There is an ebb and flow to life. I don’t always understand it, but it’s there. Constant, yet ever-changing. There are so many thoughts swimming around in my head today. Today’s post has been written, deleted, rewritten, and has now changed gears. I have so much to say, yet at the same time, so little.
Yesterday one life began, and another one ended. My friend Ashley had her baby boy Ivan. Ashley and Ivan have a new beginning, a fresh start, a lifetime ahead of them. What will they make of it? What will Ivan become? What twists and turns in his life will mold him into the man he’ll grow up to be? It’s exciting to embark upon a new journey, and I am thrilled for this new little life. I can’t wait to hold him when I come home this summer!
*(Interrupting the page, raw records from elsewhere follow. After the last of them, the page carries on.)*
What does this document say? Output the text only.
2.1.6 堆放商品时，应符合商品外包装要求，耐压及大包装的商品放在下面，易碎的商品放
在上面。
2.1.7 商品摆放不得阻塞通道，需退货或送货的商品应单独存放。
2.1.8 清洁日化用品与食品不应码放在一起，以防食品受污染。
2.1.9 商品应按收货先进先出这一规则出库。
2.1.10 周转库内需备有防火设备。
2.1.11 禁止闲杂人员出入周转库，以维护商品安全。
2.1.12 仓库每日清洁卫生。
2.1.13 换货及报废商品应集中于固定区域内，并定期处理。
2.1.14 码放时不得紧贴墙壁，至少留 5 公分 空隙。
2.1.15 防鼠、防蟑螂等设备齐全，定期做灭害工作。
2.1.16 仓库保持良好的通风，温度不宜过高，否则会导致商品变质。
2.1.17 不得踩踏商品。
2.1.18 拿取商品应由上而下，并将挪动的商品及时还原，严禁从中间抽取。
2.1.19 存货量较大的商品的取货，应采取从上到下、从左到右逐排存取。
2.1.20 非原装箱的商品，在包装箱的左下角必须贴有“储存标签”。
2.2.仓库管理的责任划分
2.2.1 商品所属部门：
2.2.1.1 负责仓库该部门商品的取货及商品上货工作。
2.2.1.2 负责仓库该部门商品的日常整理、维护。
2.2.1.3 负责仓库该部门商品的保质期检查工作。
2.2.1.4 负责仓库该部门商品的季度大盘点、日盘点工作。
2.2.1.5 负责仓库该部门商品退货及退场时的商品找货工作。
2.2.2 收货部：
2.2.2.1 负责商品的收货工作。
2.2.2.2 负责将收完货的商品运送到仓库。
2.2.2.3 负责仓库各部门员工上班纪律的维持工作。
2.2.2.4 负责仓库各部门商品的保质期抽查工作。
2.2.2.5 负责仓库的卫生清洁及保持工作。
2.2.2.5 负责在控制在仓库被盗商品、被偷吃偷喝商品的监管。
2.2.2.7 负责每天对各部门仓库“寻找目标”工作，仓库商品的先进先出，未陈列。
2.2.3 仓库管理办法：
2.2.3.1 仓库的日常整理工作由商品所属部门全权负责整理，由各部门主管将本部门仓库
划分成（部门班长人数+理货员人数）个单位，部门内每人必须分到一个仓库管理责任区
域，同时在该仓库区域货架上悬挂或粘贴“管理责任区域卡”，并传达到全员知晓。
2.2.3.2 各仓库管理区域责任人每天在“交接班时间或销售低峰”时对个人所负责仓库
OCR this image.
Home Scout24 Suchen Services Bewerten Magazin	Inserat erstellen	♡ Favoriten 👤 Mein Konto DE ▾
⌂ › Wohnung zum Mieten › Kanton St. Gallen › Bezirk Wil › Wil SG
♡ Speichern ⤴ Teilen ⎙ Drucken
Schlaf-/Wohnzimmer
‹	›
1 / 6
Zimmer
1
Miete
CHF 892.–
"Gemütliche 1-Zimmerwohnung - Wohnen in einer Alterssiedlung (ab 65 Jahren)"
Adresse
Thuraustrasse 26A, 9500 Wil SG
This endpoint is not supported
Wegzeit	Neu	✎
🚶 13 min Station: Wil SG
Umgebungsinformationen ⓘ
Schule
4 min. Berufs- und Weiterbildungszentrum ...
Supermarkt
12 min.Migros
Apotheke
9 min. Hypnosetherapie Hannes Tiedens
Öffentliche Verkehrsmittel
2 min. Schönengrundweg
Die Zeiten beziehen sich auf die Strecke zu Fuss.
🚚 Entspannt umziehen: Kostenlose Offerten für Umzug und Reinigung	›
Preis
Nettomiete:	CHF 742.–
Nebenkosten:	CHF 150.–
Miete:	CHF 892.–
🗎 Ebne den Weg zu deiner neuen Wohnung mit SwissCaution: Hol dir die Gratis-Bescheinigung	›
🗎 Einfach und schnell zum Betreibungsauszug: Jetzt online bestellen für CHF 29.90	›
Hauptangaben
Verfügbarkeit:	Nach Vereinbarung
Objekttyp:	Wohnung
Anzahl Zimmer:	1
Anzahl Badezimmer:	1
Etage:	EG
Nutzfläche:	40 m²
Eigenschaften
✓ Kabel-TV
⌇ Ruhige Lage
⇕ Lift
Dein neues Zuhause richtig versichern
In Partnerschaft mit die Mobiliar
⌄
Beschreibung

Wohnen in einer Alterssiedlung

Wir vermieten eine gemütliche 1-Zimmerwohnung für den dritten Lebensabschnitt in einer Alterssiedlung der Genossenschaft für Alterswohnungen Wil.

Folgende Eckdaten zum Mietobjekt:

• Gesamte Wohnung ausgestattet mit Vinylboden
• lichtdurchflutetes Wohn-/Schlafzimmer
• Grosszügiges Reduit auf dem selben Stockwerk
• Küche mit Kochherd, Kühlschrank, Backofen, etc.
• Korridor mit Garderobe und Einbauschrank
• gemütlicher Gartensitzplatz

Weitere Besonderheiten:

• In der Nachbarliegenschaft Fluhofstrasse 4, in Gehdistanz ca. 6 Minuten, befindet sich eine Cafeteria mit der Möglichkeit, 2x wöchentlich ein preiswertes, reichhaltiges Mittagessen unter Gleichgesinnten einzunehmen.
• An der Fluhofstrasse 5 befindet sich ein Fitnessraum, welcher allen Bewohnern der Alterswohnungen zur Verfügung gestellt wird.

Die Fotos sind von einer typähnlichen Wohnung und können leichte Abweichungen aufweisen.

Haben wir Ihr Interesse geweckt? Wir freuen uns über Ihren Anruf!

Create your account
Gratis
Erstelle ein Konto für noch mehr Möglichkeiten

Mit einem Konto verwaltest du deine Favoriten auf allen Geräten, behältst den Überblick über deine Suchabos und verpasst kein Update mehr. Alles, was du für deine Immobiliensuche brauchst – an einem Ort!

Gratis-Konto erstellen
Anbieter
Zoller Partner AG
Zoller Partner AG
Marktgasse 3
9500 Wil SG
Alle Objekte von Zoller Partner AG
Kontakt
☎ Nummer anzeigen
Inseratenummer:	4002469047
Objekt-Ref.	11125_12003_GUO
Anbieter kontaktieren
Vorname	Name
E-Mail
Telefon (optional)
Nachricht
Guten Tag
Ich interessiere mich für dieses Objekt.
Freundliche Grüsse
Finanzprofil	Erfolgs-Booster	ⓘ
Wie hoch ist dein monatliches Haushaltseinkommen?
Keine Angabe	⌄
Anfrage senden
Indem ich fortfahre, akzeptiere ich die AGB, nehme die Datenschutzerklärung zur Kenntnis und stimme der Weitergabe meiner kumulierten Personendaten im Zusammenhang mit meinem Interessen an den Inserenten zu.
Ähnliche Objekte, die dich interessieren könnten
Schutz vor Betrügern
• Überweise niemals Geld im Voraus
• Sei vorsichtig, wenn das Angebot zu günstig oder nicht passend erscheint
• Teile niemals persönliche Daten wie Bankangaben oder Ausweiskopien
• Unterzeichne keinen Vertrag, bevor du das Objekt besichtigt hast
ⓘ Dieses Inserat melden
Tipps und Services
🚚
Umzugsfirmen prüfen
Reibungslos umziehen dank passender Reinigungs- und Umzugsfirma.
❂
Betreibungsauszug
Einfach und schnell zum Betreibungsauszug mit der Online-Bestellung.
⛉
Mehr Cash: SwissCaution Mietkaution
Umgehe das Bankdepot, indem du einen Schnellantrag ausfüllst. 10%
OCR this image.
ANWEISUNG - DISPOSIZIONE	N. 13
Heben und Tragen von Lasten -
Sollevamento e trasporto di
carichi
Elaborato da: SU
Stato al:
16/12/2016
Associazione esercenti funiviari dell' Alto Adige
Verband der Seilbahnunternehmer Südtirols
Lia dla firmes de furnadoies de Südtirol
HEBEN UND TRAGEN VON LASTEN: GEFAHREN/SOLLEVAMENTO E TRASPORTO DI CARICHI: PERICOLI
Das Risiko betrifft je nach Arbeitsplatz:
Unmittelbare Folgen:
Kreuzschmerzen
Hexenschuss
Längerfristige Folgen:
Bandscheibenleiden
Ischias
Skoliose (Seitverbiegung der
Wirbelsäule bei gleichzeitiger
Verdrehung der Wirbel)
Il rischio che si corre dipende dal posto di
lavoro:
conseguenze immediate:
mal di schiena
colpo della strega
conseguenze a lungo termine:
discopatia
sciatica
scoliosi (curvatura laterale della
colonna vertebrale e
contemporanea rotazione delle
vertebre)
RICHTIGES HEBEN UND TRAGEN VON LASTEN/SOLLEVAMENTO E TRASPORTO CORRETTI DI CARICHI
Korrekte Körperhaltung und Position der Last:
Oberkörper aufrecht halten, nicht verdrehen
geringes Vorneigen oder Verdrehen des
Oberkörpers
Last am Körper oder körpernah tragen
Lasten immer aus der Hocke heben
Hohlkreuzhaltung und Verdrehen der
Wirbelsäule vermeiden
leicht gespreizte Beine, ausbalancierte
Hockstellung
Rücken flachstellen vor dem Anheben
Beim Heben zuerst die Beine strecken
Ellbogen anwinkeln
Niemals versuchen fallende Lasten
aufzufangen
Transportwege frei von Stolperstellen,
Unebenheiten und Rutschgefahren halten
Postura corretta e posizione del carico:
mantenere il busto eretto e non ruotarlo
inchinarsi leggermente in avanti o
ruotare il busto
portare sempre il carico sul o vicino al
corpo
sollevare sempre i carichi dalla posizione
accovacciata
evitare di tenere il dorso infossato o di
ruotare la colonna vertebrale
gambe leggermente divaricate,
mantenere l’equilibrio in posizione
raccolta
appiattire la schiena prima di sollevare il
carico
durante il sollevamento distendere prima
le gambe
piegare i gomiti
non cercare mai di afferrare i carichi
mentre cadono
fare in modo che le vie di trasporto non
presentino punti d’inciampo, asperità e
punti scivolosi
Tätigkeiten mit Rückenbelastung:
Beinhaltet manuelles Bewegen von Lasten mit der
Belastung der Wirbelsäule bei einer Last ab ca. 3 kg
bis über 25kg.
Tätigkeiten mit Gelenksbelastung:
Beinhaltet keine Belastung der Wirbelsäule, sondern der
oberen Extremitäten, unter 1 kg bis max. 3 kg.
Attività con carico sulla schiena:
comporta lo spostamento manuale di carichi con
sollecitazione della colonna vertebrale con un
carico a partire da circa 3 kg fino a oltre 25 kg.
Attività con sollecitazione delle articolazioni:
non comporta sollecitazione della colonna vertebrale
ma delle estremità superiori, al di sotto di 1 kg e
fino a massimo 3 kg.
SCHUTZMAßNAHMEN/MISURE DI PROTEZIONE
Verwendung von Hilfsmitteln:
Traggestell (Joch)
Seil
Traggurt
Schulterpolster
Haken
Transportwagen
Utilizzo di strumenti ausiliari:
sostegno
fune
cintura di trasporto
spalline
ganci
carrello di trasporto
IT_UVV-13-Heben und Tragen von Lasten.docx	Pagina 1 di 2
Yesterday my aunt’s best friend, who was like her sister, suddenly passed away. When I heard the news this morning, my heart began to ache for Aunt Kathy. I can’t imagine what she must be going through. One day, she’s calling her best friend, chatting about everyday things, looking forward to the next time they’ll hang out, and the next, she’s getting a call that this person who she loves so much, who has been with her through life’s ups and downs, who she’s spent so much time with is suddenly and unexpectedly gone. What do you do with that? Do you believe it? Does it sink in right away, or do you tell yourself it was just a bad dream and hope that when you wake up, life will be the way it was before? I don’t know. While I’ve experienced loss, it’s been expected. They’ve been ill for a long time, it’s been a long progression, they’ve been old. It doesn’t make it any easier, but at least you know that they lived a long life and it was time for them to go.
But what would I do if I heard that my best friend died? What would I feel? Hurt? Sadness? Anger? My heart hurts right now for my Aunt Kathy and for her friend’s husband and daughter. I wish I could wrap my arms around my aunt and let her cry, and let her know that even though we don’t know why and we can’t explain it, it’s going to be OK. I wish I could be there to comfort her, listen to her, sit in silence with her…whatever it is she needs. But I can’t. I’m a million miles away, and I can’t take her pain away. I hope that she can feel the love I’m sending to her right now and know that I’m thinking of her and praying for her. I love you Aunt Kathy, and I’m so sorry for your loss. My heart goes out to you and to your friend’s family.